Chemical equation that is balanced:

A balanced chemical equation is one in which each side of the reaction has the same amount of atoms and elements.

The following is the balanced chemical reaction between molten gallium and white phosphorus:

${\text{4Ga}}_{\text{(l)}}{\text{ + P}}_{\text{4(g)}}\to {\text{4GaP}}_{\text{(s)}}$

To begin, determine the moles of gallium and white phosphorus as follows:

Gallium moles are computed using its molar mass as follows:

$\begin{array}{rcl}\mathrm{The} \mathrm{moles} \mathrm{of} \mathrm{Ga}& =& \frac{\mathrm{Amount} \mathrm{of} \mathrm{Ga}}{\mathrm{Molar} \mathrm{mass} \mathrm{of} \mathrm{Ga}}\\ & =& \frac{32.5 \mathrm{g}}{69.7 \mathrm{g}/\mathrm{mol}}\\ & =& 0.466 \mathrm{mol}\\ & & \end{array}$

The moles of white phosphorus will be calculated as follows:

The ideal gas law is following:

PV = nRT

Here,  $\mathrm{R};\left(0.0821\mathrm{atm}.{\mathrm{Lmol}}^{-1}.{\mathrm{K}}^{-1}\right)$ is the universal gas constant.

To calculate the number of moles of white phosphorus at 195 kPa and 515 K, uses the following expression:

$\begin{array}{rcl}PV& =& nRT\\ n& =& \frac{PV}{RT}\\ & & \end{array}$

Here, n is the number of moles, p is the pressure, v is the volume = 20.4-mL, and T is the temperature.

First, change the unit of pressure from kPa to atm as follows:

$$\begin{gathered} 1.0 \mathrm{atm}=101.33\mathrm{kPa} \\ 195\mathrm{kPa}\times \frac{1.0\mathrm{atm}}{101.33\mathrm{kPa}}=1.92\mathrm{atm} \end{gathered}$$

Now calculate the number of moles by putting all the values in the above ideal gas law:

$$\begin{gathered} \mathrm{n}=\frac{\mathrm{PV}}{\mathrm{RT}} \\ \mathrm{n}=\frac{1.92 \mathrm{atm}\times 20.4 \mathrm{L}}{0.8206 \mathrm{atm}.\mathrm{Lmol}-1.\mathrm{K}-1\times 515 \mathrm{K}} \\ =0.927 \mathrm{mol} \end{gathered}$$

Now calculate the moles of GaP by using the moles of white phosphorus and gallium:

$4{\mathrm{Ga}}_{\left(\mathrm{l}\right)}+{\mathrm{P}}_{4\left(\mathrm{g}\right)}\to 4{\mathrm{GaP}}_{\left(\mathrm{s}\right)}$

$\begin{array}{rcl}\mathrm{Moles} \mathrm{of} \mathrm{GaP}& =& \frac{4 \mathrm{Mol} \mathrm{GaP}}{4 \mathrm{Mol} \mathrm{Ga}}\times 0.466 \mathrm{mol} \mathrm{Ga}\\ & =& 0.466 \mathrm{Mol} \mathrm{GaP}\\ \mathrm{Mol} \mathrm{of} \mathrm{GaP}& =& \frac{4 \mathrm{Mol} \mathrm{GaP}}{1 \mathrm{Mol} {\mathrm{P}}_4}\times 0.927 \mathrm{mol} {\mathrm{P}}_4\\ & =& 3.708 \mathrm{Mol} \mathrm{GaP}\end{array}$

Therefore lesser number of products will obtained with Ga, hence is the limiting reactant.

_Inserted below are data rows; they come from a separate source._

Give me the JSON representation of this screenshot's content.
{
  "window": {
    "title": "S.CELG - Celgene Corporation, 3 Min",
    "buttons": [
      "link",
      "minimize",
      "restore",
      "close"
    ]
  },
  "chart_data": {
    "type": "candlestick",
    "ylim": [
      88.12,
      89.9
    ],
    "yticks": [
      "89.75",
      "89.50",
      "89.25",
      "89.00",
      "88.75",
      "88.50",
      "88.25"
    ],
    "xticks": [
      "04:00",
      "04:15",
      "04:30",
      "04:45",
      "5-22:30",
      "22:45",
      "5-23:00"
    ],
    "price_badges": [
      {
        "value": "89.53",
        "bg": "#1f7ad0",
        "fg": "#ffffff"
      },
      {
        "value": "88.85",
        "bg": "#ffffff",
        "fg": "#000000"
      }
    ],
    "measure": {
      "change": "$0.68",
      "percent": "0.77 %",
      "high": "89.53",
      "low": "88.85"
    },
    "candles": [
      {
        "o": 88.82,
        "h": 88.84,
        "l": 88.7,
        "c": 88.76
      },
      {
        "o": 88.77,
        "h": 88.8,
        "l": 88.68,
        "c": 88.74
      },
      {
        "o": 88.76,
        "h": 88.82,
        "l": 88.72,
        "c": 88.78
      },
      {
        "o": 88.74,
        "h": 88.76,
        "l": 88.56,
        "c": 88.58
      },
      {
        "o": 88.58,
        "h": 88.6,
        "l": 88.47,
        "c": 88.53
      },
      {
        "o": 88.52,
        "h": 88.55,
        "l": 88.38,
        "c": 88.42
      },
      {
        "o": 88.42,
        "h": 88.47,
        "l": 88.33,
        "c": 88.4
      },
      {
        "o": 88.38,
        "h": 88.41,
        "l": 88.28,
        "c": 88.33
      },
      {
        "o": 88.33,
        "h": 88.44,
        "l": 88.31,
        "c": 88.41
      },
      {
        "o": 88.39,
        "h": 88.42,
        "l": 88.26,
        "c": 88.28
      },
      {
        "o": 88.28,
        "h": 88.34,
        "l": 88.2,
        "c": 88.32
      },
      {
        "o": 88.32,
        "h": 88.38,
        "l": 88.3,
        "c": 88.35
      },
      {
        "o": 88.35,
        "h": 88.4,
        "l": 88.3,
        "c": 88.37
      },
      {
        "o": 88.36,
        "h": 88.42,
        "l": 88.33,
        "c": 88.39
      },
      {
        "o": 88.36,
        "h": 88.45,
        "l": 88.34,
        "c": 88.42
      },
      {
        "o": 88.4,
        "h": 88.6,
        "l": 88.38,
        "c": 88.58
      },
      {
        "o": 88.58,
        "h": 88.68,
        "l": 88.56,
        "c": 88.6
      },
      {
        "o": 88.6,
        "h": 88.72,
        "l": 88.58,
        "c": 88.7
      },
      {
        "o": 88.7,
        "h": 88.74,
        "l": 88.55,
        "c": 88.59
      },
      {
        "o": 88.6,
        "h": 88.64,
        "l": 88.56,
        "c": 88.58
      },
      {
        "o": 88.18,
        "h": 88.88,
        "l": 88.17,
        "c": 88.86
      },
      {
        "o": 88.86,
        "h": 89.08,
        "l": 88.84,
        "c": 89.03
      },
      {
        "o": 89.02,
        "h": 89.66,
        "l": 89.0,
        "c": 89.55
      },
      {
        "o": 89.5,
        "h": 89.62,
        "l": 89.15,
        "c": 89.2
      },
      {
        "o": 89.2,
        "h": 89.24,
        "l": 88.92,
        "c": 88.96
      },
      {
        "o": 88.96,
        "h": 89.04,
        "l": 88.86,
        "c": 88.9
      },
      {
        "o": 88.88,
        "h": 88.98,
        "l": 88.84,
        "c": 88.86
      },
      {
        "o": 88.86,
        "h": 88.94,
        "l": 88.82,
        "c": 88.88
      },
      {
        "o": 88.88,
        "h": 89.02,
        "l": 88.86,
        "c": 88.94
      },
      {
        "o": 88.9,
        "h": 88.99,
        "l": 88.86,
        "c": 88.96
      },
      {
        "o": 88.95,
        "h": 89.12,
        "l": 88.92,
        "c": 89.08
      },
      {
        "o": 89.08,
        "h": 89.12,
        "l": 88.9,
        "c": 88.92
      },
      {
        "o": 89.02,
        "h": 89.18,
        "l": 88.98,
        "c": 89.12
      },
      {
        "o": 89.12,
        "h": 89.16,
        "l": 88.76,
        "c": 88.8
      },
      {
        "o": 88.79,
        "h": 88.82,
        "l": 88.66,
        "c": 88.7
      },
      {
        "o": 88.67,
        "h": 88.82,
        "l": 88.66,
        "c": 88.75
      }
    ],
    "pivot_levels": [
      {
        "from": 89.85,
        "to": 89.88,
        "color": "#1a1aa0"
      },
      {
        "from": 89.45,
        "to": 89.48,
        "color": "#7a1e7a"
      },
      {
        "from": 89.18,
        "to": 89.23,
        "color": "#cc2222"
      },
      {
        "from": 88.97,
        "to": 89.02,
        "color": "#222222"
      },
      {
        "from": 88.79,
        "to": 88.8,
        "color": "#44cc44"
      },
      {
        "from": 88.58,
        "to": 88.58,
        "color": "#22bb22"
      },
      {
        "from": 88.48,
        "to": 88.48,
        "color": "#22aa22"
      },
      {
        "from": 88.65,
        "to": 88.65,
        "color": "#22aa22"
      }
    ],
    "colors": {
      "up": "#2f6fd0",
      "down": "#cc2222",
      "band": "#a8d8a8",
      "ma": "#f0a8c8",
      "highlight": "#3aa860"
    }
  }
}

Now calculated the mass of products by their molar mass as follows:

$\begin{array}{rcl}\mathrm{Mass} \mathrm{of} \mathrm{GaP}& =& \frac{100.697 \mathrm{g} \mathrm{GaP}}{1 \mathrm{Mole} \mathrm{GaP}}\times 0.466 \mathrm{GaP} \mathrm{Mole}\\ & =& 46.92\mathrm{g} \mathrm{GaP}\end{array}$

This 46.92 g GaP amount of GaP is the 100% yield. To determine the actual yield of GaP minus the amount of GaP which lost in the purification process.

100%-7.2% = 92.8%

Now calculate the actual amount of, which is 92.8 %.

$\begin{array}{rcl}46.92 \mathrm{g} \mathrm{GaP}\times 92.8\%& =& 46.92 \mathrm{g} \mathrm{GaP}\times \frac{92.8}{100}\\ & =& 43.54 \mathrm{g} \mathrm{GaP}\end{array}$

Hence 43.54 g GaP gallium phosphide will be produced.